Scientists in an attempt to find out why brain injury is linked to Alzheimer’s are measuring the ebb and flow of a substance in the brain known to cause the disease. Researchers from Washington University School of Medicine in St. Louis and from the University of Milan to find this link are peeping into the brains of people suffering severe brain injuries. The study is to be published in the August 29 issue of Science and researchers hope by understanding why brain injury increases the risk of developing dementia in later life they could subsequently find a way to lower the risk.

"Proving that we can directly measure amyloid beta in the human brain is an important step forward for both clinical and basic research, and that may be true not just in Alzheimer's disease but also in other serious neurological disorders," says lead researcher Dr. David Brody, a neurologist at Washington University in St. Louis.
Increased amounts of a protein called beta-amyloid, best known for causing plaques in the brains of people with Alzheimer’s disease was said to be the culprit.
Beta-amyloid is a normal component of the brain, but scientists do not really know what it does. Researchers were prepared to see the beta-amyloid levels raised in people with brain injuries, and the levels reducing as they recovered. The researchers reported the results to be the opposite, the beta-amyloid levels increased as the patients improved and reduced as they worsened.

"Our study is just the beginning," Brody said. "Amyloid-beta measurements in the brain may turn out to be a good indicator of how well the cells are communicating with each other.'

Beta-amyloid is found in soluble forms in the fluid that bathes the brain and scientists do not know what makes it form the typical plaques in Alzheimer’s patient’s brains. Neither do they know why brain trauma often results in Alzheimer’s later in life. One theory that is being studied is the possibility that the excess beta-amyloid speeds up any dementia forming that is present in the brain. Some experts feel it could be as the injury decreases a person’s cognitive reserves and the symptoms are apparent sooner.

A process called intracerebral microdialysis, already undertaken on mice by Washington University, where a minute tube would be inserted into the brains of people as they underwent surgery to allow measuring of beta-amyloid fluid levels on an hourly basis was undertaken. Dr. Sandra Magnoni of the Ospedale Maggiore Policlinico, a major trauma center in Milan that has experience with the technique and Brody joined forces. They took permission to perform the procedure from the families of patients suffering brain injuries from car crashes, falls or hemorrhages from burst blood vessels and eighteen said yes.

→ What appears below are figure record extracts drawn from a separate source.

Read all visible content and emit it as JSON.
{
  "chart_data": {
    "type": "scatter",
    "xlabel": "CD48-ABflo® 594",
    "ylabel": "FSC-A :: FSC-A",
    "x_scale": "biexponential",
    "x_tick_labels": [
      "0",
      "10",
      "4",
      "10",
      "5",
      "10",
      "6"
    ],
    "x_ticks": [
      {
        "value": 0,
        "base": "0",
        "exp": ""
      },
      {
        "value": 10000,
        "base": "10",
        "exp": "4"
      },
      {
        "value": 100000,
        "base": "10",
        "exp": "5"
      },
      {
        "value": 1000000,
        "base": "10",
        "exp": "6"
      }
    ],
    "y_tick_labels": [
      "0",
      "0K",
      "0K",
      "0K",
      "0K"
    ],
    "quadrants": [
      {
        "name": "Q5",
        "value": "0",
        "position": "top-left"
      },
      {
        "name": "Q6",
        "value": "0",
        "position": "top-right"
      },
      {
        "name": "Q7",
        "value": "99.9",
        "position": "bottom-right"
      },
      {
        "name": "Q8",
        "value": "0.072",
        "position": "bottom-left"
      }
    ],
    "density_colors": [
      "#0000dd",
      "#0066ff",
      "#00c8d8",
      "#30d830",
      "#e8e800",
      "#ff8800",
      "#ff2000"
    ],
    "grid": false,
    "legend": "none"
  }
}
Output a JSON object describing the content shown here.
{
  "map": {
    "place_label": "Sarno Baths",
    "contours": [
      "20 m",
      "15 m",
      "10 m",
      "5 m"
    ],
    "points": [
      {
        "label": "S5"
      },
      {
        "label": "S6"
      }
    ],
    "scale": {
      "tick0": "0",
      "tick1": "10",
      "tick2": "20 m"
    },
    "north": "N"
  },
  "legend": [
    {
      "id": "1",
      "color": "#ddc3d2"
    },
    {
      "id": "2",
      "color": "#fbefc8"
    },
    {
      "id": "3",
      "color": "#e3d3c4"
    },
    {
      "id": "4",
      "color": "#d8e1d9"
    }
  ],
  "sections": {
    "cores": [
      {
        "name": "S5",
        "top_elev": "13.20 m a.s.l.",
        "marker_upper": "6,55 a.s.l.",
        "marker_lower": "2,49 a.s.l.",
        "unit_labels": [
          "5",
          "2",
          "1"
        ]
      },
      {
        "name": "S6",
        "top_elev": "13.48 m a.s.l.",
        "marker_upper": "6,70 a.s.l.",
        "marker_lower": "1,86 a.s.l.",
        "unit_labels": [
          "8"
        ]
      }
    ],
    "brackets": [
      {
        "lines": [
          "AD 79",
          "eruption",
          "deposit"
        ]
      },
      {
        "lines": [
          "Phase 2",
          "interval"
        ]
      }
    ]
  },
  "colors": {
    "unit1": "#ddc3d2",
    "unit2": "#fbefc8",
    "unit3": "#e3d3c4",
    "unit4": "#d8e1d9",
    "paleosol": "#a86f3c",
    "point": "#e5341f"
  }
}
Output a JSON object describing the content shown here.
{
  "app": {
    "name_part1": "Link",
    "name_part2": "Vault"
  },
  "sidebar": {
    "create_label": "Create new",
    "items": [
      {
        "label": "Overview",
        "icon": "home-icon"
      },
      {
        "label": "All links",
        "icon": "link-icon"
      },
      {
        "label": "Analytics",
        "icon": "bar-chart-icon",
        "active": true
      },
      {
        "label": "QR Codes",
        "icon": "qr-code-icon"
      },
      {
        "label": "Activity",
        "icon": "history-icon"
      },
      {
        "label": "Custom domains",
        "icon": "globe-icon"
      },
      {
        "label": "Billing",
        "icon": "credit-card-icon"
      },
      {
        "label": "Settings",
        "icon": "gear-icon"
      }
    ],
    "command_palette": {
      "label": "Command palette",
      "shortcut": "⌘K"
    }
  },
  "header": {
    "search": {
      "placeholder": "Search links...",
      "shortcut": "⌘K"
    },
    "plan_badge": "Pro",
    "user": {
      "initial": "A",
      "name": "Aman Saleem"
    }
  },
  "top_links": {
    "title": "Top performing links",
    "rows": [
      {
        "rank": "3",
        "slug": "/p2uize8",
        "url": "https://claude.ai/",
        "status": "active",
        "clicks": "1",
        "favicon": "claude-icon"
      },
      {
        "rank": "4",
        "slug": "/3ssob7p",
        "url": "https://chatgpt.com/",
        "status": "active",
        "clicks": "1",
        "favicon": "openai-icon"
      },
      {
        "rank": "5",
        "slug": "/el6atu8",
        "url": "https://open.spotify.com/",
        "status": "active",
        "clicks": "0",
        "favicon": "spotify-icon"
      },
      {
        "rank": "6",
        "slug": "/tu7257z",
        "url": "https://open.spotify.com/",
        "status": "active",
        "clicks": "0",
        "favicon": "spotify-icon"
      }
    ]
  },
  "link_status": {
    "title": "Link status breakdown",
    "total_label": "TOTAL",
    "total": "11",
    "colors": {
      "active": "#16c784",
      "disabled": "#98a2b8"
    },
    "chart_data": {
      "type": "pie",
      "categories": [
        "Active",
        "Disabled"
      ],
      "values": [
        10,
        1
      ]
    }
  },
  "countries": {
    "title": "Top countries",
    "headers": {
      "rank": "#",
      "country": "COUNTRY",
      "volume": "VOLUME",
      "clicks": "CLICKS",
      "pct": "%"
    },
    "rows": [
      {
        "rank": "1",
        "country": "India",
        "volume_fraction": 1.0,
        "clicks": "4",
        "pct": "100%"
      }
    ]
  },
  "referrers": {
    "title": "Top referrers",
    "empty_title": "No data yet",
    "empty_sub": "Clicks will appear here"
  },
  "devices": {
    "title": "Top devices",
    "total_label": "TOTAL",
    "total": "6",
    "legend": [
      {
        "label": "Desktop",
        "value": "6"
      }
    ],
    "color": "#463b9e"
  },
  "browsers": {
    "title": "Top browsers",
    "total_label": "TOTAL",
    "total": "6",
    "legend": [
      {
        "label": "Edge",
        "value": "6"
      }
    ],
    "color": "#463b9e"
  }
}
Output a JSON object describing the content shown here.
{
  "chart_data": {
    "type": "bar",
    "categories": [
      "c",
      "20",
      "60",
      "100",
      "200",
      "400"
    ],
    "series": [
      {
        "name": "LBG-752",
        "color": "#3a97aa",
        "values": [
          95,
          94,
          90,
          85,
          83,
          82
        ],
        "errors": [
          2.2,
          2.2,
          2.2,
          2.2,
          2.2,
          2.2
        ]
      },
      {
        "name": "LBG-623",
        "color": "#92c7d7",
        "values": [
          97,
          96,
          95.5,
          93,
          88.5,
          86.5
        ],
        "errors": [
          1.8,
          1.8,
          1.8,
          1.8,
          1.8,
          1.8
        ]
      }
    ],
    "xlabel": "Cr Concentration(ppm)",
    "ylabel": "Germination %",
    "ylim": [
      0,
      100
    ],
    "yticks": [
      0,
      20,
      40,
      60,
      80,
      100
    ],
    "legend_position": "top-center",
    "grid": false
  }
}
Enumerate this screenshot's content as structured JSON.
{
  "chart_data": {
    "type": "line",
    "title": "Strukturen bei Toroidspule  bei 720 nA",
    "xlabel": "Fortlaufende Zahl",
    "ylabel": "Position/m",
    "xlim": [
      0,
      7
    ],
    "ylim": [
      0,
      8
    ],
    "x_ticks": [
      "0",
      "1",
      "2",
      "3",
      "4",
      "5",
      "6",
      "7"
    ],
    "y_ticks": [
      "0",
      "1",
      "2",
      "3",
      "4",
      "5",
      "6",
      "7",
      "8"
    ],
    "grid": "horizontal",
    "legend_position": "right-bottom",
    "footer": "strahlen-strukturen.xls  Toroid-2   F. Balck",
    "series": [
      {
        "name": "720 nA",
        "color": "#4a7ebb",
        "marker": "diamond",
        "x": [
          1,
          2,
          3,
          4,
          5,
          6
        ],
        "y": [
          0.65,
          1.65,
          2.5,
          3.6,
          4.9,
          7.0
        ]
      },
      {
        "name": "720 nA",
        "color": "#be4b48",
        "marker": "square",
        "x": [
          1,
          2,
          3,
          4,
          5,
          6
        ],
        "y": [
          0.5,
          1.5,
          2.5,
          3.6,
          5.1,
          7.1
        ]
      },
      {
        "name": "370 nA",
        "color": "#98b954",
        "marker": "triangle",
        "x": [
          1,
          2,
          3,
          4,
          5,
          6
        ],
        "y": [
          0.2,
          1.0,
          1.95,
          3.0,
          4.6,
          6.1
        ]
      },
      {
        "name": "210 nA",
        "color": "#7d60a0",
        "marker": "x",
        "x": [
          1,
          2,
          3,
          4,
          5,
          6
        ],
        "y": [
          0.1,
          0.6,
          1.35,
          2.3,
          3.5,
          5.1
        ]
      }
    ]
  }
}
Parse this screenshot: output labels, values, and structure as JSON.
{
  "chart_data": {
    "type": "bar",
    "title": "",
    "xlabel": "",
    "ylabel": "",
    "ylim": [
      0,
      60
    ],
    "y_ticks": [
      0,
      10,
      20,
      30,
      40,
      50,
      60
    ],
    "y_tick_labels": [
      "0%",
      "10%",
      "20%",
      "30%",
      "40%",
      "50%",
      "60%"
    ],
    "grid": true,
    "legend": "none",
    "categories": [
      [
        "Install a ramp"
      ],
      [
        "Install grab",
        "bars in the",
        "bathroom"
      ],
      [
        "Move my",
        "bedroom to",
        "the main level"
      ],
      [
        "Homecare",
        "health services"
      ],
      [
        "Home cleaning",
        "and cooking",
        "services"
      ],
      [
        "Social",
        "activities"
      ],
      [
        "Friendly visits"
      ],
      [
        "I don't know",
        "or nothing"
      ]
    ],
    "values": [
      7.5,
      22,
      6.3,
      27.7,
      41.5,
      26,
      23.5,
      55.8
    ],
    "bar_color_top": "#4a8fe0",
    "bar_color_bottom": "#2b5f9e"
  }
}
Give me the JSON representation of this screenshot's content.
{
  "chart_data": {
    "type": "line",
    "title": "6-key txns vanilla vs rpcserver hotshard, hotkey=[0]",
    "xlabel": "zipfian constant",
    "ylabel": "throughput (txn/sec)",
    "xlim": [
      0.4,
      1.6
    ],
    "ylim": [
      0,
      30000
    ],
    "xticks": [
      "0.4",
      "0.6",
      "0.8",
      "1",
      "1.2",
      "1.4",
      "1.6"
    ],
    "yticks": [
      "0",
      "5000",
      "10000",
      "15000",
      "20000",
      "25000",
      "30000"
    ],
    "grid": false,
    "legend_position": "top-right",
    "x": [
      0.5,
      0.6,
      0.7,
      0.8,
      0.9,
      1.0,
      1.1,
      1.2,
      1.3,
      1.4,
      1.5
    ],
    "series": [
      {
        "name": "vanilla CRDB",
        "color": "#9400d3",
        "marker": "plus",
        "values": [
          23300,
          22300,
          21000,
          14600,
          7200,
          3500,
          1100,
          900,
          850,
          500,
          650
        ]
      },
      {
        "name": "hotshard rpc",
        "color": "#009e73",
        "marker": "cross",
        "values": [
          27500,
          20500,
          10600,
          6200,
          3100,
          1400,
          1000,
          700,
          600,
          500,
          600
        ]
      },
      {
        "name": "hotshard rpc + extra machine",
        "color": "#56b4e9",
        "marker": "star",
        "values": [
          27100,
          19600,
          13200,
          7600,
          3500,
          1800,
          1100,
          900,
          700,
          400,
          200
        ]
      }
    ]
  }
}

Once the catheter was placed in patients' brains, it stayed there for three to seven days while ICU doctors and nurses otherwise provided routine care. They kept track of the patients' neurologic changes with a standard tool called the Glasgow Coma Score while Brody tracked the beta-amyloid levels. He found these mirrored the coma score, with a direct relationship to each patient's neurological status. The results matched the findings from their earlier research on mice.

Dr. Ramona Hicks, a specialist in traumatic brain injury at the National Institutes of Health, which helped fund the work, said it’s important as so much Alzheimer’s research must be performed on animals.

The recent research may not have answered all the questions but it has helped researchers with a valuable new tool for studying both Alzheimer's risk and just what happens during brain-injury recovery. "It sort of sets a platform for future studies," said NIH's Hicks.  “This study raises more questions than it answers,” Brody says. “It’s really just the beginning.”